Opening up to third-party models is Apple admitting they need more time and they'd rather give users options than lose them entirely.
What "Extensions" Actually Means
According to the Bloomberg report, Extensions will let installed apps surface their AI capabilities directly through Apple Intelligence features. So if you have Claude installed, you could use it inside Writing Tools or Image Playground on demand.
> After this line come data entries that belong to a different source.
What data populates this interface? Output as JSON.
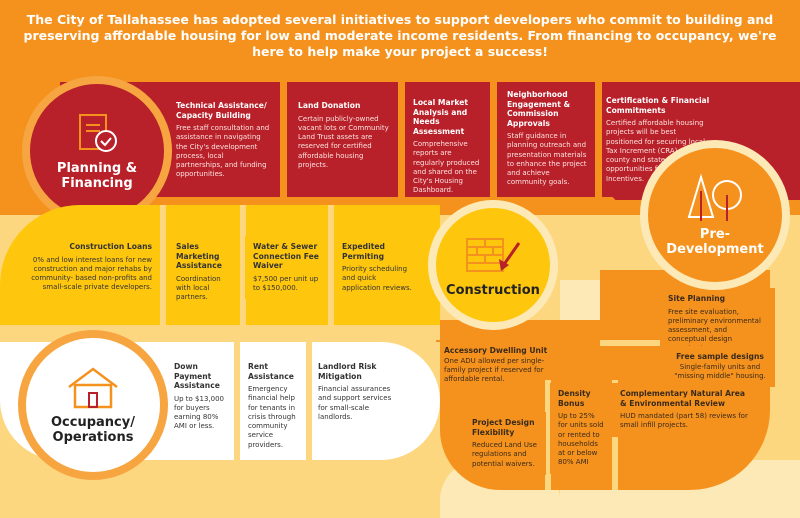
{
  "headline": "The City of Tallahassee has adopted several initiatives to support developers who commit to building and preserving affordable housing for low and moderate income residents. From financing to occupancy, we're here to help make your project a success!",
  "colors": {
    "red": "#b8202a",
    "orange": "#f5921e",
    "yellow": "#fec70e",
    "cream": "#fdd77f",
    "white": "#ffffff"
  },
  "stages": {
    "planning": {
      "title": "Planning & Financing",
      "icon": "clipboard-check-icon",
      "items": [
        {
          "title": "Technical Assistance/ Capacity Building",
          "text": "Free staff consultation and assistance in navigating the City's development process, local partnerships, and funding opportunities."
        },
        {
          "title": "Land Donation",
          "text": "Certain publicly-owned vacant lots or Community Land Trust assets are reserved for certified affordable housing projects."
        },
        {
          "title": "Local Market Analysis and Needs Assessment",
          "text": "Comprehensive reports are regularly produced and shared on the City's Housing Dashboard."
        },
        {
          "title": "Neighborhood Engagement & Commission Approvals",
          "text": "Staff guidance in planning outreach and presentation materials to enhance the project and achieve community goals."
        },
        {
          "title": "Certification & Financial Commitments",
          "text": "Certified affordable housing projects will be best positioned for securing local Tax Increment (CRA) and other county and state financing opportunities for State Tax Incentives."
        }
      ]
    },
    "predevelopment": {
      "title": "Pre-Development",
      "icon": "trees-icon",
      "items": [
        {
          "title": "Site Planning",
          "text": "Free site evaluation, preliminary environmental assessment, and conceptual design consultation."
        },
        {
          "title": "Free sample designs",
          "text": "Single-family units and \"missing middle\" housing."
        }
      ]
    },
    "construction": {
      "title": "Construction",
      "icon": "bricks-trowel-icon",
      "items": [
        {
          "title": "Construction Loans",
          "text": "0% and low interest loans for new construction and major rehabs by community- based non-profits and small-scale private developers."
        },
        {
          "title": "Sales Marketing Assistance",
          "text": "Coordination with local partners."
        },
        {
          "title": "Water & Sewer Connection Fee Waiver",
          "text": "$7,500 per unit up to $150,000."
        },
        {
          "title": "Expedited Permiting",
          "text": "Priority scheduling and quick application reviews."
        },
        {
          "title": "Accessory Dwelling Unit",
          "text": "One ADU allowed per single-family project if reserved for affordable rental."
        },
        {
          "title": "Project Design Flexibility",
          "text": "Reduced Land Use regulations and potential waivers."
        },
        {
          "title": "Density Bonus",
          "text": "Up to 25% for units sold or rented to households at or below 80% AMI"
        },
        {
          "title": "Complementary Natural Area & Environmental Review",
          "text": "HUD mandated (part 58) reviews for small infill projects."
        }
      ]
    },
    "occupancy": {
      "title": "Occupancy/ Operations",
      "icon": "house-icon",
      "items": [
        {
          "title": "Down Payment Assistance",
          "text": "Up to $13,000 for buyers earning 80% AMI or less."
        },
        {
          "title": "Rent Assistance",
          "text": "Emergency financial help for tenants in crisis through community service providers."
        },
        {
          "title": "Landlord Risk Mitigation",
          "text": "Financial assurances and support services for small-scale landlords."
        }
      ]
    }
  }
}
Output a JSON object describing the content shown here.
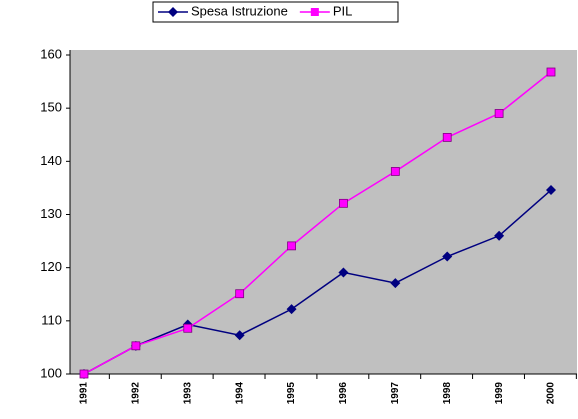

This applies to iOS 27, iPadOS 27, and macOS 27. Google and Anthropic models are apparently already being tested in internal builds.
The base layer will still be Apple's custom Gemini-licensed model. Extensions sit on top of that, giving you an override when you want something different.
WWDC 2026 Is June 8
This is all coming into focus at WWDC, which is five weeks away. iOS 27 is shaping up to be the biggest software release Apple has put out in years Gemini-powered Siri, Extensions, new photo editing tools, and potentially hints at the rumored touchscreen MacBook Pro.
For Mac users especially, the Extensions feature in macOS 27 could be genuinely useful. Imagine triggering Claude directly from any writing surface on your Mac without switching apps.
My Take
Apple has been slow. Painfully slow. But this move is smart. Instead of shipping a half-baked internal model, they're building a platform. Let the best models compete inside iOS. Users win, and Apple keeps the hardware and ecosystem lock-in.
Whether it actually works as advertised at launch is a different question. Apple Intelligence has a history of promises not matching reality.
WWDC on June 8 will tell us everything. I'll be watching.
What do you think will you switch to Claude or Gemini inside Siri, or are you waiting to see how it actually performs?